Oct 07, 2021 - Sale 2581

Sale 2581 - Lot 235

Price Realized: $ 6,000
?Final Price Realized includes Buyer’s Premium added to Hammer Price
Estimate: $ 2,000 - $ 3,000
NONA FAUSTINE (1977 - )
Like a Pregnant Corpse The Ship Expelled Her Into The Patriarchy.

Digital C-print, 2018. 279x431 mm; 11x17 inches. Signed and numbered 1/3 in pencil, verso. From the artist's White Shoes series.

Provenance: collection of the artist; private collection, New York (2018), purchased from the 2018 No Longer Empty Benefit Auction.

Engaging the known and unknown histories of New York City, Nona Faustine examines site-specific historic locations of the transatlantic slave trade that today bare no markings or the city's role in it. Like a Pregnant Corpse The Ship Expelled Her Into The Patriarchy places Faustine at a 17th-century landing spot for slave ships on the Brooklyn coast of the Atlantic ocean. Splayed across the jagged rocks, her body acts as a memorial for the lives lost and a reminder of the trauma that occurred and was lost at that site.

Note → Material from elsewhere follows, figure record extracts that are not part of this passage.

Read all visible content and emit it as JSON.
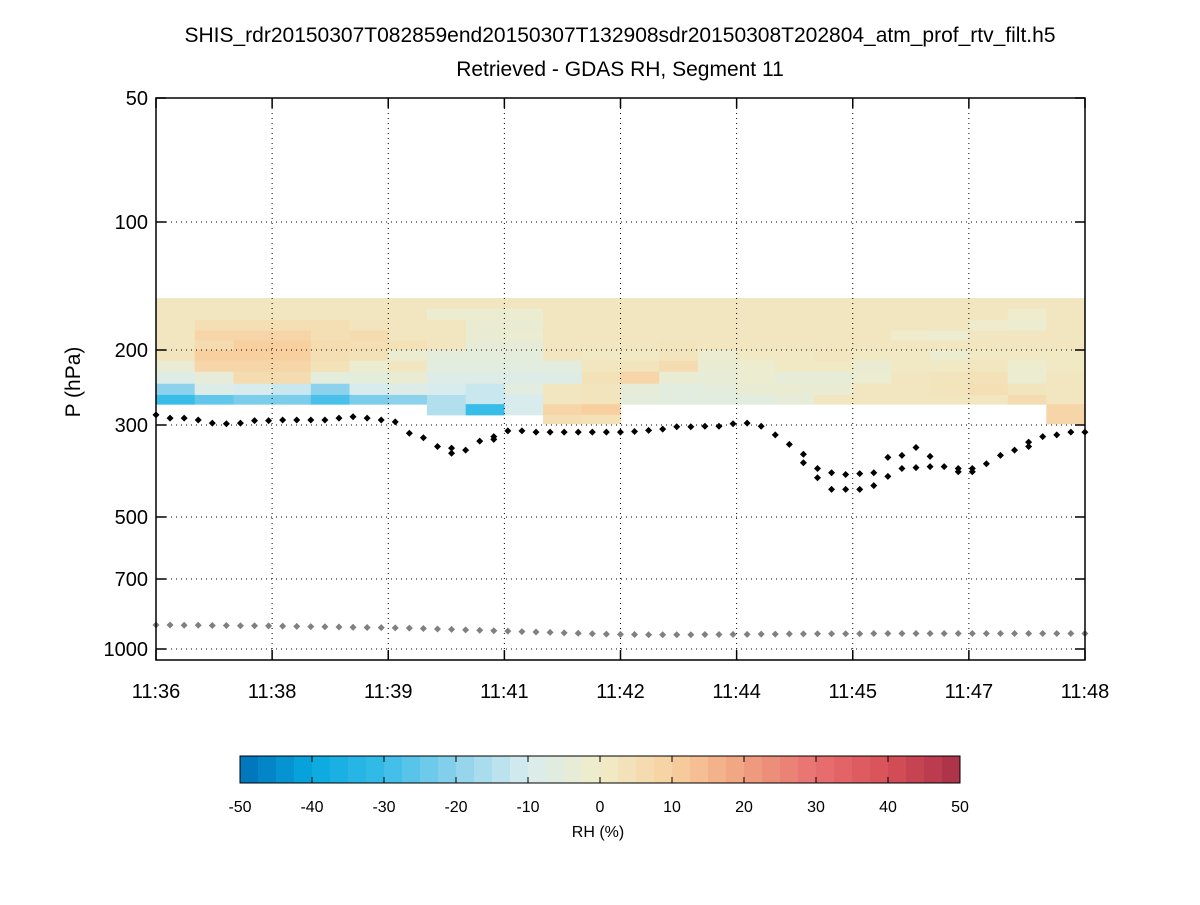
{
  "chart_data": {
    "type": "heatmap",
    "title": "SHIS_rdr20150307T082859end20150307T132908sdr20150308T202804_atm_prof_rtv_filt.h5",
    "subtitle": "Retrieved - GDAS RH, Segment 11",
    "ylabel": "P (hPa)",
    "y_scale": "log",
    "ylim": [
      50,
      1050
    ],
    "y_ticks": [
      50,
      100,
      200,
      300,
      500,
      700,
      1000
    ],
    "y_tick_labels": [
      "50",
      "100",
      "200",
      "300",
      "500",
      "700",
      "1000"
    ],
    "x_units": "minutes after 11:36",
    "xlim": [
      0,
      12
    ],
    "x_ticks": [
      0,
      1.5,
      3,
      4.5,
      6,
      7.5,
      9,
      10.5,
      12
    ],
    "x_tick_labels": [
      "11:36",
      "11:38",
      "11:39",
      "11:41",
      "11:42",
      "11:44",
      "11:45",
      "11:47",
      "11:48"
    ],
    "grid": true,
    "heatmap": {
      "x_edges_step_min": 0.5,
      "p_edges": [
        151,
        160,
        170,
        180,
        190,
        200,
        212,
        225,
        240,
        255,
        268,
        284,
        298
      ],
      "values": [
        [
          2,
          2,
          2,
          2,
          2,
          2,
          2,
          2,
          2,
          2,
          2,
          2,
          2,
          2,
          2,
          2,
          2,
          2,
          2,
          2,
          2,
          2,
          2,
          2
        ],
        [
          2,
          2,
          2,
          2,
          2,
          2,
          2,
          -2,
          -2,
          -2,
          2,
          2,
          2,
          2,
          2,
          2,
          2,
          2,
          2,
          2,
          2,
          2,
          -1,
          2
        ],
        [
          2,
          5,
          5,
          5,
          5,
          3,
          2,
          2,
          -3,
          -3,
          2,
          2,
          2,
          2,
          2,
          2,
          2,
          2,
          2,
          2,
          2,
          -1,
          -2,
          2
        ],
        [
          2,
          8,
          8,
          8,
          5,
          6,
          2,
          2,
          -3,
          -2,
          2,
          2,
          2,
          2,
          2,
          2,
          2,
          2,
          2,
          -1,
          -2,
          2,
          2,
          2
        ],
        [
          2,
          6,
          10,
          10,
          6,
          5,
          4,
          2,
          -4,
          -4,
          2,
          2,
          2,
          3,
          2,
          2,
          2,
          2,
          2,
          2,
          2,
          2,
          2,
          2
        ],
        [
          3,
          10,
          10,
          10,
          5,
          4,
          -2,
          -5,
          -5,
          -5,
          2,
          1,
          1,
          3,
          -2,
          1,
          1,
          2,
          1,
          1,
          -2,
          1,
          1,
          1
        ],
        [
          -3,
          8,
          8,
          8,
          4,
          -2,
          2,
          -6,
          -6,
          -6,
          -6,
          2,
          3,
          6,
          -3,
          -2,
          1,
          1,
          -3,
          1,
          1,
          2,
          -2,
          1
        ],
        [
          -8,
          -4,
          6,
          6,
          -5,
          -5,
          -3,
          -8,
          -8,
          -8,
          -8,
          4,
          8,
          -3,
          -4,
          -2,
          -4,
          -4,
          -2,
          2,
          3,
          4,
          -2,
          2
        ],
        [
          -20,
          -8,
          -10,
          -12,
          -20,
          -10,
          -8,
          -10,
          -12,
          -6,
          2,
          3,
          -4,
          -6,
          -5,
          -3,
          -3,
          -3,
          2,
          2,
          3,
          5,
          3,
          2
        ],
        [
          -30,
          -25,
          -22,
          -22,
          -28,
          -22,
          -20,
          -15,
          -12,
          -10,
          2,
          3,
          -5,
          -6,
          -6,
          -6,
          -4,
          2,
          2,
          2,
          2,
          2,
          6,
          2
        ],
        [
          null,
          null,
          null,
          null,
          null,
          null,
          null,
          -15,
          -30,
          -10,
          8,
          10,
          null,
          null,
          null,
          null,
          null,
          null,
          null,
          null,
          null,
          null,
          null,
          8
        ],
        [
          null,
          null,
          null,
          null,
          null,
          null,
          null,
          null,
          null,
          null,
          5,
          4,
          null,
          null,
          null,
          null,
          null,
          null,
          null,
          null,
          null,
          null,
          null,
          8
        ]
      ]
    },
    "series": [
      {
        "name": "retrieved level",
        "color": "#000000",
        "x_step_min": 0.1818,
        "pressure": [
          284,
          289,
          289,
          292,
          297,
          298,
          297,
          293,
          293,
          292,
          292,
          292,
          292,
          289,
          287,
          289,
          292,
          295,
          314,
          322,
          338,
          341,
          345,
          328,
          320,
          310,
          310,
          312,
          312,
          312,
          312,
          312,
          312,
          312,
          311,
          309,
          307,
          303,
          303,
          302,
          302,
          298,
          297,
          302,
          317,
          334,
          353,
          382,
          391,
          395,
          393,
          391,
          359,
          355,
          340,
          357,
          378,
          382,
          382,
          372,
          355,
          345,
          330,
          320,
          317,
          312,
          312
        ],
        "pressure_2": [
          null,
          null,
          null,
          null,
          null,
          null,
          null,
          null,
          null,
          null,
          null,
          null,
          null,
          null,
          null,
          null,
          null,
          null,
          null,
          null,
          null,
          351,
          null,
          null,
          325,
          null,
          null,
          null,
          null,
          null,
          null,
          null,
          null,
          null,
          null,
          null,
          null,
          null,
          null,
          null,
          null,
          null,
          null,
          null,
          null,
          null,
          370,
          402,
          429,
          429,
          429,
          420,
          399,
          382,
          380,
          378,
          null,
          389,
          389,
          null,
          null,
          null,
          338,
          null,
          null,
          null,
          null
        ]
      },
      {
        "name": "surface level",
        "color": "#808080",
        "x_step_min": 0.1818,
        "pressure": [
          885,
          885,
          886,
          886,
          887,
          887,
          888,
          888,
          889,
          890,
          891,
          892,
          893,
          894,
          895,
          896,
          897,
          898,
          899,
          901,
          903,
          905,
          907,
          909,
          911,
          913,
          915,
          917,
          919,
          921,
          923,
          925,
          927,
          928,
          929,
          930,
          930,
          930,
          930,
          929,
          929,
          928,
          928,
          927,
          927,
          926,
          926,
          925,
          925,
          925,
          925,
          924,
          924,
          924,
          924,
          924,
          924,
          924,
          924,
          924,
          924,
          924,
          924,
          924,
          924,
          924,
          924
        ]
      }
    ],
    "colorbar": {
      "label": "RH (%)",
      "range": [
        -50,
        50
      ],
      "ticks": [
        -50,
        -40,
        -30,
        -20,
        -10,
        0,
        10,
        20,
        30,
        40,
        50
      ],
      "tick_labels": [
        "-50",
        "-40",
        "-30",
        "-20",
        "-10",
        "0",
        "10",
        "20",
        "30",
        "40",
        "50"
      ],
      "color_stops": [
        "#0070b8",
        "#08a8e0",
        "#38bce8",
        "#8cd2ec",
        "#d8ecee",
        "#f0ecc8",
        "#f8d0a0",
        "#f0a080",
        "#e87070",
        "#d85058",
        "#a83048"
      ]
    }
  }
}
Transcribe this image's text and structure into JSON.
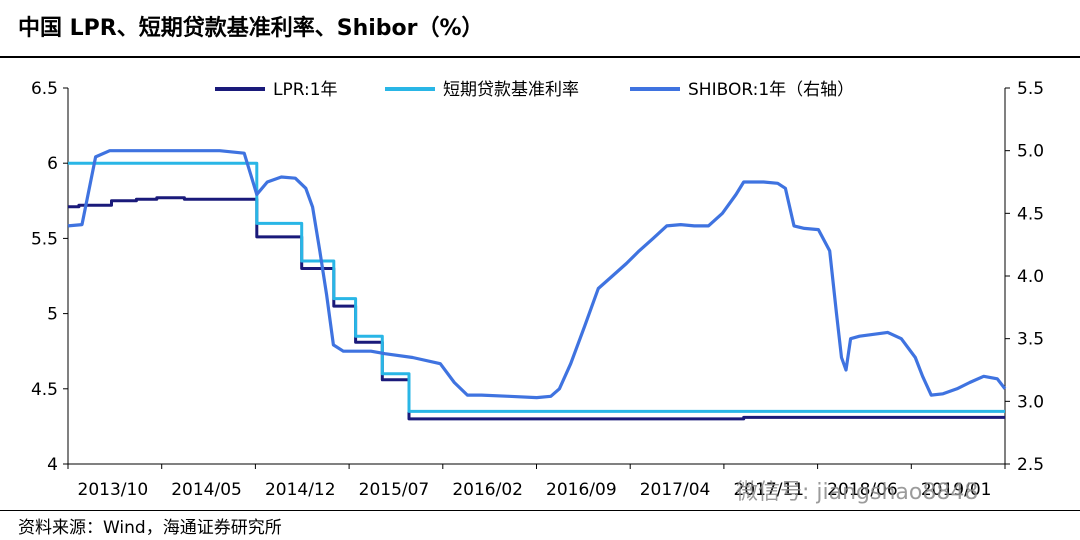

Nona Faustine's White Shoes series portrays the history of slavery in New York through a series of self-portraits taken in the nude at locations that are related to the slave trade. Faustine's research for the series led to the rediscovery of the history of slavery in the five boroughs of New York, including slave burial grounds, slave markets, slave-owning farms, and the landing spots of slave ships. The performative aspect of her white shoes references how African Americans are forced to deal with white acceptance.

Born in Brooklyn, NY, Nona Faustine is a graduate of the School of Visual Arts in New York, NY and The International Center of Photography at Bard College MFA program (2013). Faustine's work has been exhibited at Harvard University, the Studio Museum in Harlem, the African American Museum in Philadelphia, Schomburg Center for Black Research in Harlem, the International Center of Photography and Saint John's Divine Cathedral, among other institutions. Her work is in the collections of the David C. Driskell Center at the University of Maryland, the Studio Museum in Harlem, the Brooklyn Museum, and the Carnegie Museum in Pittsburgh, Pennsylvania. In January 2020, she was part of the inaugural class of Kehinde Wiley's Black Rock Senegal Residency in Dakar, Senegal.